Processing and microstructure characterization of porous corundum–spinel ceramics prepared by in situ decomposition pore-forming technique

Porous corundum–spinel ceramics were prepared from Al(OH)3 and basic magnesium carbonate by an in situ decomposition pore-forming technique. Apparent porosity was detected by Archimedes’ Principle with water as medium. Pore size distribution and the volume percentage of micropores were measured by mercury intrusion porosimetry, and the microstructure was analyzed by SEM. The apparent porosity of the sintered sample decreased with increasing the Al(OH)3 content in the raw mixture. With increasing temperature from 1200 °C to 1300 °C the porosity of the sample increased rapidly, from 1300 °C to 1500 °C the apparent porosity increased slightly, while it decreased rapidly when the temperature increased from 1500 °C to 1600 °C. The pores in the samples consist of two groups.
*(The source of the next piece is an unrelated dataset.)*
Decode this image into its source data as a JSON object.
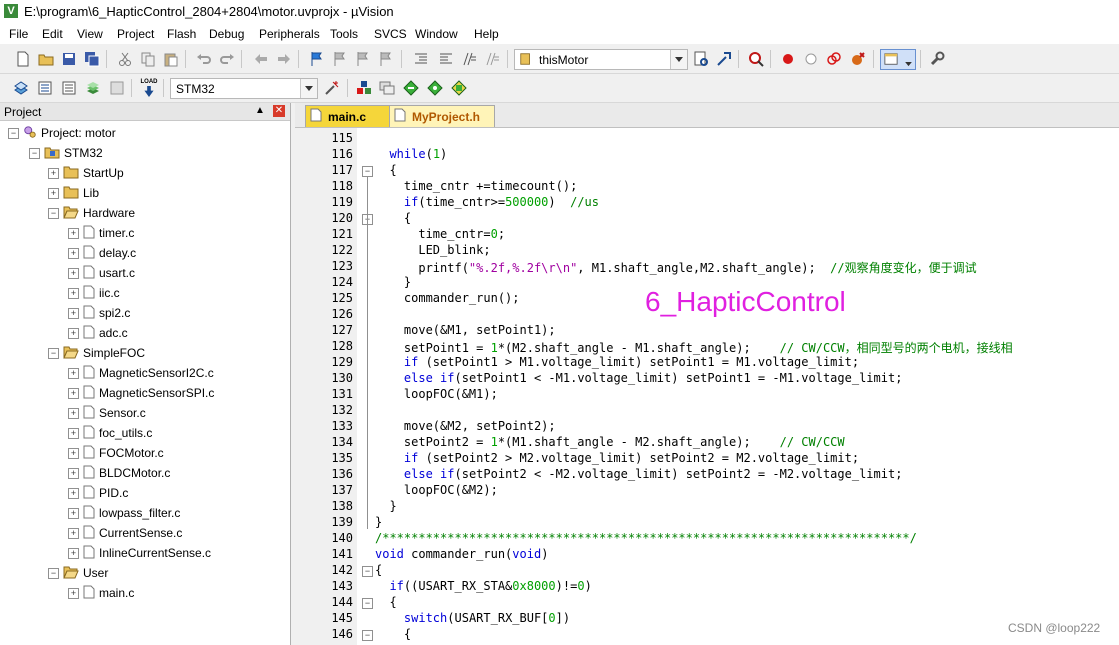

One group is composed of micropores whose diameter is mostly in the range from 150 nm to 300 nm while the other is composed of bigger pores whose diameter is in the range from 0.5 μm to 1 μm. It was found that the composition of the starting powders and the sintering temperature are responsible for the apparent porosity and the pore size distribution of the samples. However the spinel formation and sintering play a more important role on porosity and pore size distribution.